Later on in the meeting, the health board passed in an 8-1 vote an amended regulation to close bars, restaurants and businesses that serve alcohol at 11 p.m. This will go into effect on Friday, Sept. 18. Knox County Mayor Glenn Jacobs was the only dissenting vote.
The new regulation expands the alcohol curfew beyond just bars. It came after discussion of pushing a hard closure to 11 p.m. Beforehand, only bars were under a 10 p.m. alcohol sale curfew.
The board also passed a regulation to limit all public and private gatherings of more than 25 people, aged 12 and older, within the same 900 square feet of indoor space. There are some exceptions, including places of worship, private homes, and long-term care or assisted living facilities; as well as government buildings. This will go into effect on Friday, Sept. 18.
New to the health board meeting scene were city officials — Knoxville Police Department’s Chief Eve Thomas and Knoxville Mayor Indya Kincannon.

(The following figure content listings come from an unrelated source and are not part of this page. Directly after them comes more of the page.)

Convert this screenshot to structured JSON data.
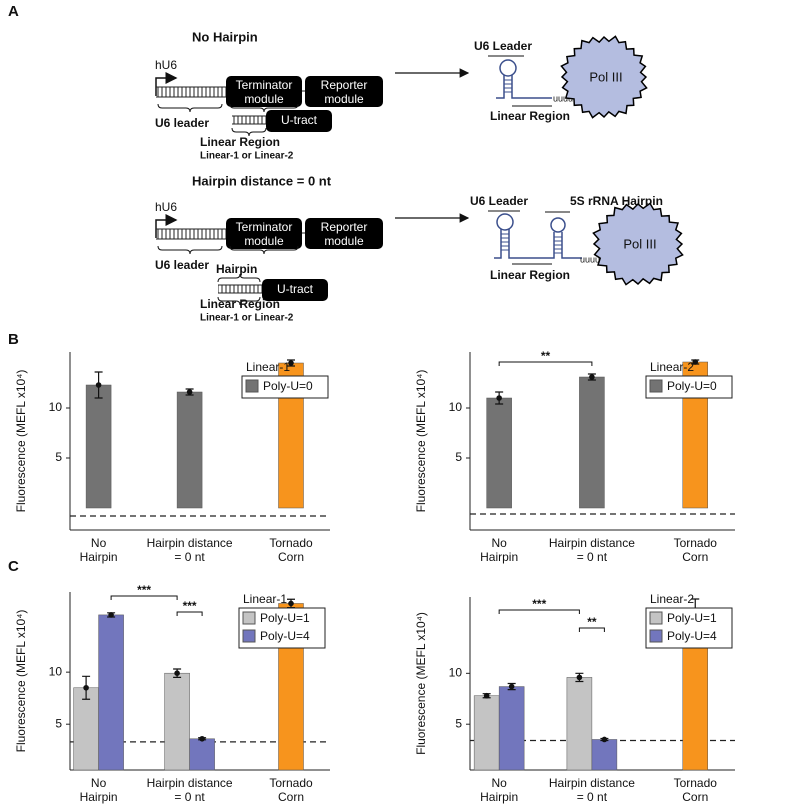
{
  "panel_labels": [
    "A",
    "B",
    "C"
  ],
  "panel_a": {
    "no_hairpin": {
      "title": "No Hairpin",
      "promoter": "hU6",
      "terminator": "Terminator module",
      "reporter": "Reporter module",
      "leader": "U6 leader",
      "u_tract": "U-tract",
      "linear_region": "Linear Region",
      "linear_options": "Linear-1 or Linear-2",
      "rna_leader": "U6 Leader",
      "rna_linear": "Linear Region",
      "rna_tail": "uuuu",
      "polymerase": "Pol III"
    },
    "hairpin": {
      "title": "Hairpin distance = 0 nt",
      "promoter": "hU6",
      "terminator": "Terminator module",
      "reporter": "Reporter module",
      "leader": "U6 leader",
      "hairpin": "Hairpin",
      "u_tract": "U-tract",
      "linear_region": "Linear Region",
      "linear_options": "Linear-1 or Linear-2",
      "rna_leader": "U6 Leader",
      "rna_hairpin": "5S rRNA Hairpin",
      "rna_linear": "Linear Region",
      "rna_tail": "uuuuu",
      "polymerase": "Pol III"
    }
  },
  "chart_data": [
    {
      "type": "bar",
      "y_label": "Fluorescence (MEFL x10⁴)",
      "categories": [
        "No Hairpin",
        "Hairpin distance = 0 nt",
        "Tornado Corn"
      ],
      "legend_title": "Linear-1",
      "series": [
        {
          "name": "Poly-U=0",
          "color": "#737373",
          "values": [
            12.3,
            11.6,
            null
          ],
          "errors": [
            1.3,
            0.3,
            null
          ]
        }
      ],
      "reference_bar": {
        "color": "#f7941d",
        "values": [
          null,
          null,
          14.5
        ],
        "errors": [
          null,
          null,
          0.3
        ]
      },
      "background_level": -0.8,
      "ylim": [
        -2.2,
        15.6
      ],
      "yticks": [
        5,
        10
      ],
      "annotations": []
    },
    {
      "type": "bar",
      "y_label": "Fluorescence (MEFL x10⁴)",
      "categories": [
        "No Hairpin",
        "Hairpin distance = 0 nt",
        "Tornado Corn"
      ],
      "legend_title": "Linear-2",
      "series": [
        {
          "name": "Poly-U=0",
          "color": "#737373",
          "values": [
            11.0,
            13.1,
            null
          ],
          "errors": [
            0.6,
            0.3,
            null
          ]
        }
      ],
      "reference_bar": {
        "color": "#f7941d",
        "values": [
          null,
          null,
          14.6
        ],
        "errors": [
          null,
          null,
          0.2
        ]
      },
      "background_level": -0.6,
      "ylim": [
        -2.2,
        15.6
      ],
      "yticks": [
        5,
        10
      ],
      "annotations": [
        "**"
      ]
    },
    {
      "type": "bar",
      "y_label": "Fluorescence (MEFL x10⁴)",
      "categories": [
        "No Hairpin",
        "Hairpin distance = 0 nt",
        "Tornado Corn"
      ],
      "legend_title": "Linear-1",
      "series": [
        {
          "name": "Poly-U=1",
          "color": "#c4c4c4",
          "values": [
            8.5,
            9.9,
            null
          ],
          "errors": [
            1.1,
            0.4,
            null
          ]
        },
        {
          "name": "Poly-U=4",
          "color": "#7276bd",
          "values": [
            15.5,
            3.6,
            null
          ],
          "errors": [
            0.2,
            0.1,
            null
          ]
        }
      ],
      "reference_bar": {
        "color": "#f7941d",
        "values": [
          null,
          null,
          16.6
        ],
        "errors": [
          null,
          null,
          0.4
        ]
      },
      "background_level": 3.3,
      "ylim": [
        0.6,
        17.7
      ],
      "yticks": [
        5,
        10
      ],
      "annotations": [
        "***",
        "***"
      ]
    },
    {
      "type": "bar",
      "y_label": "Fluorescence (MEFL x10⁴)",
      "categories": [
        "No Hairpin",
        "Hairpin distance = 0 nt",
        "Tornado Corn"
      ],
      "legend_title": "Linear-2",
      "series": [
        {
          "name": "Poly-U=1",
          "color": "#c4c4c4",
          "values": [
            7.8,
            9.6,
            null
          ],
          "errors": [
            0.2,
            0.4,
            null
          ]
        },
        {
          "name": "Poly-U=4",
          "color": "#7276bd",
          "values": [
            8.7,
            3.5,
            null
          ],
          "errors": [
            0.3,
            0.1,
            null
          ]
        }
      ],
      "reference_bar": {
        "color": "#f7941d",
        "values": [
          null,
          null,
          15.8
        ],
        "errors": [
          null,
          null,
          1.5
        ]
      },
      "background_level": 3.4,
      "ylim": [
        0.5,
        17.5
      ],
      "yticks": [
        5,
        10
      ],
      "annotations": [
        "***",
        "**"
      ]
    }
  ]
}
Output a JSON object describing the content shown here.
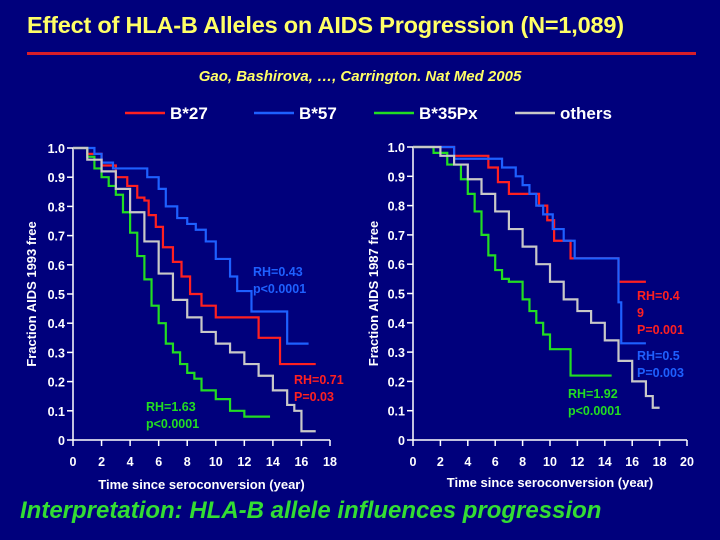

Among the agenda items — the health department’s benchmark presentation, the UT Medical Center data report, the educational institutions’ update, a review of the health board regulations such as the face-covering mandate and the bars curfew; a discussion of restricting alcohol sales and consumption after 10 p.m. (along with a draft regulation); a revised draft regulation to limit gatherings and a discussion and review of the Tennessee Pledge.
“I’m glad for an even playing field, that’s kind of what this feels like for us,” said co-owners of Tern Club, Ryan Shanley and Jocelyn Morin.
“It’s been difficult with the 10 p.m. curfew for us and our staff, and while we support these regulations and are doing our best to uphold those regulations, we were happy to see that across the board all places have to close,” Shanley said.
Minutes before the meeting began at 5 p.m., dozens of restaurants and bars banded together, arguing in a letter sent by attorney Greg Issacs that the board hasn’t provided scientific evidence for the potential move for alcohol sales restrictions. They want a delay in order to make their case.
During the meeting, officials with the city and police department discussed enforcement, which can be requested by the health board.
Enforcement being a key component for regulations passed Wednesday; however, city and police leaders emphasized education.
“There have been a lot of community discussions about enforcement,” Mayor Kincannon said to the board. “I just wanted to say the city of Knoxville and the Knoxville Police Department are ready, able, and willing to help with enforcement of all board of health regulations.”
Knoxville Police Chief Eve Thomas said she had already spoken with Chief Lane, and planned to talk with Knox County Sheriff Tom Spangler about enforcement and working together. Thomas emphasized that while they’re still focused on education, a clearer definition of what bars would help with efforts.
University of Tennessee officials said they knew of “at least two” students who had been hospitalized due to COVID-19.
The meeting adjourned at 8:14 p.m.
The new regulations will take effect Friday.